In an unpublished paper about building the Wellington Dyke on the Canard River, Brent Fox speculates that the dyke-building expertise of the Acadians possibly could have Dutch origins.

“The people of the Netherlands have been noted for [dyke-building] for many centuries,” Fox wrote. “In an indirect manner, it is possible that [centuries ago] the Dutch provided the special knowledge that helped convert the marsh and tidal lake areas of present-day Kings County into… valuable agricultural land.”

 In various papers I’ve read on the Acadians and dyke-building I’ve never found any references to historic Dutch connections. We could assume that Fox was speculating about this connection, but he may not have been. Further on he writes that in the 16th century, “Dutch engineers were brought into France to oversee massive dyking projects.”

While bringing up a possible Dutch connection with Acadian dyking, Fox compiled a detailed history of building the Wellington Dyke. Completed in 1825, Wellington Dyke was the culmination of generations of dike building on the Canard River, first by the Acadians, then by the Planters and their descendants.

There are more than a few contrasting views on the dyke lands the Acadians struggled for generations to create. For example, Fox observes that the Acadian works on the Canard River – the cross-dykes and aboiteaux – strangely have been ignored while the “running dyke systems of Grand Pre have become well-known.” Another observation by Fox puts the dyking works on the Canard River system in perspective: “While having only the most primitive tools… these simple rural folks of the Canard River district succeeded in winning from the sea over two thousand acres of prime farmland, changing forever the geography of the river and the precious land along it.”

Writing in the book, Sods, Soil and Spades, J. Sherman Bleakney observes that where feasible, “the Acadians preferred to farm tidal marshes rather than clear tracts of the forested uplands.” Bleakney doesn’t mention any Dutch connection with Acadian dyking. However, he suggests that dyking techniques used by the Romans were adopted by the Acadians. Bleakney writes that “two thousand years later (following the Roman period) the Acadians were using… Roman construction techniques to build their own dyke walls and sluice boxes.”

In 1765, settlers who had taken up land in Kings and Hants County left vacant by the removal of the Acadians, found they were almost helpless at first in repairing and maintaining the dykes. With this realization came a petition to the government that the “french accaddians (sic) who have been hitherto stationed in this county” be used in the making and repairing of dykes. The petitioners, many of them leading citizens in Hants County and Kings County, conceded that without “their further assistance many of us cannot continue our improvements, nor plough, nor sow our lands, nor finish the dyking still required to secure our lands from salt water.”

In his history of Windsor, L. S. Loomer writes that the Acadian prisoners at Fort Edward were used even earlier than the year the petition was presented to the government. “In the autumn of 1759 a tremendous storm… had broken many of the dykes that had not been repaired since 1755. The initial expertise in their repair was Acadian, and it took a while before the New Englanders and Irishmen got the hang of it. By spring of 1762 there were Acadians employed by the new proprietors in Pesegitk, Falmouth, and Newport.”

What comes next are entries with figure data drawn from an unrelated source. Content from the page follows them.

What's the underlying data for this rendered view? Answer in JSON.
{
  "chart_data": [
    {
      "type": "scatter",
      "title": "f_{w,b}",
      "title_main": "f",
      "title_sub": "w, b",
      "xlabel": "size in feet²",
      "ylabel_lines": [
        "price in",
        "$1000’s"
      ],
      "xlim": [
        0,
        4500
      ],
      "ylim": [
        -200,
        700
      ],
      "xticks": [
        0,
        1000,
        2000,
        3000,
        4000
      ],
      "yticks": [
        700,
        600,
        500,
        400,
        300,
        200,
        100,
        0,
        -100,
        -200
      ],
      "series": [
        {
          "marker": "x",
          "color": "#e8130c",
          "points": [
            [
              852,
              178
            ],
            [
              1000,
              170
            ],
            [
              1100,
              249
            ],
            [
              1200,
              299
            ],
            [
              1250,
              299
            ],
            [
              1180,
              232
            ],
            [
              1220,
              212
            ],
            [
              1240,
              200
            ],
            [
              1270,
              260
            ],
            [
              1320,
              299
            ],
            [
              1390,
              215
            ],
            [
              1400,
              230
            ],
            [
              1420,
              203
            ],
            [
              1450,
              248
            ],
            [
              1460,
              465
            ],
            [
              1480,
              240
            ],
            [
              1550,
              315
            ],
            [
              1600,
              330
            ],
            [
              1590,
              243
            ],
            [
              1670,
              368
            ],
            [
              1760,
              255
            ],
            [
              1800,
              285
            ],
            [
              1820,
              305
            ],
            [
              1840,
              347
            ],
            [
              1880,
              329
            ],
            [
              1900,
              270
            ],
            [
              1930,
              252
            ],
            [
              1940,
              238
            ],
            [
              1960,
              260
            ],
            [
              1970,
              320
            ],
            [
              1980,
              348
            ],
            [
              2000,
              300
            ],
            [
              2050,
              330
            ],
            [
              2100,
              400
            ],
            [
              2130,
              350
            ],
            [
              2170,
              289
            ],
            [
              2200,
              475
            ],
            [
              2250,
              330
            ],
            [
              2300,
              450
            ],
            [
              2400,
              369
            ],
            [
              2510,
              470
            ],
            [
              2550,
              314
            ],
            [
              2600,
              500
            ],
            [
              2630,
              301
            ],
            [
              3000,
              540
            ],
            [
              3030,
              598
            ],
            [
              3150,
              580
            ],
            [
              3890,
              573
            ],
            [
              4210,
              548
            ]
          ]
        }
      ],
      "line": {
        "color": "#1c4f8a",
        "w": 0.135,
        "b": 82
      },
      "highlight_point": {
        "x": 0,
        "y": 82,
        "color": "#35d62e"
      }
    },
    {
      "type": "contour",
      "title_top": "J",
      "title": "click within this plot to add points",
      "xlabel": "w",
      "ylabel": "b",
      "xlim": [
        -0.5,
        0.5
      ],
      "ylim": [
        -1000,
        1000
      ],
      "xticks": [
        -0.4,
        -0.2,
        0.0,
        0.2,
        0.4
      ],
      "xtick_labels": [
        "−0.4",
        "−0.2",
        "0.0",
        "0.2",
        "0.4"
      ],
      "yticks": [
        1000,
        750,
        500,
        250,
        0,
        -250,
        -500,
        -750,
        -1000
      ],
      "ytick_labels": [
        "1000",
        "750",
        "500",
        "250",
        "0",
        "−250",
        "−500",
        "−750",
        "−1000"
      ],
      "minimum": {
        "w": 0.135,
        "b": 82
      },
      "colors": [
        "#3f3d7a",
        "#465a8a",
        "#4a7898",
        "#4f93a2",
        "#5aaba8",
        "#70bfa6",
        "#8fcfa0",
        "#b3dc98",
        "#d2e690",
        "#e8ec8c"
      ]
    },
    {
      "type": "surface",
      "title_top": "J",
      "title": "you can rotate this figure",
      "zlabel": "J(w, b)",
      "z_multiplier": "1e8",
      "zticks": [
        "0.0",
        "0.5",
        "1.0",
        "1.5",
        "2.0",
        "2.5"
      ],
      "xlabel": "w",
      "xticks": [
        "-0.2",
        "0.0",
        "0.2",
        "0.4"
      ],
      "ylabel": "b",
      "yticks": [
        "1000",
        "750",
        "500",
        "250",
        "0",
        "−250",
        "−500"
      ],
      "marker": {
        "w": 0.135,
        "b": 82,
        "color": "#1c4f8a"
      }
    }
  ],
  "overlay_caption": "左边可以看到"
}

To close off, here are two observations about the Acadians and dyking by J. Sherman Bleakney. In the book mentioned above, Bleakney writes that “after 350 million years of preparation (by geological forces) the Great Meadow (Grand Pre) was visited by the French, and there began a labour and love affair with the land that has only intensified over time.” Introducing his chapter on dyke construction at Grand Pre, Bleakney asks the readers to “envisage the first group of Acadians to arrive at the Grand Pre meadows, watching as tidal waters flooded the creeks, realizing that here were 3,000 acres of flat land (with) neither trees nor rocks to remove, and a drainage ditch system thousands of years old. All that was needed was a sea-excluding wall, easily constructed from an on-site sod quarry, the marsh itself.”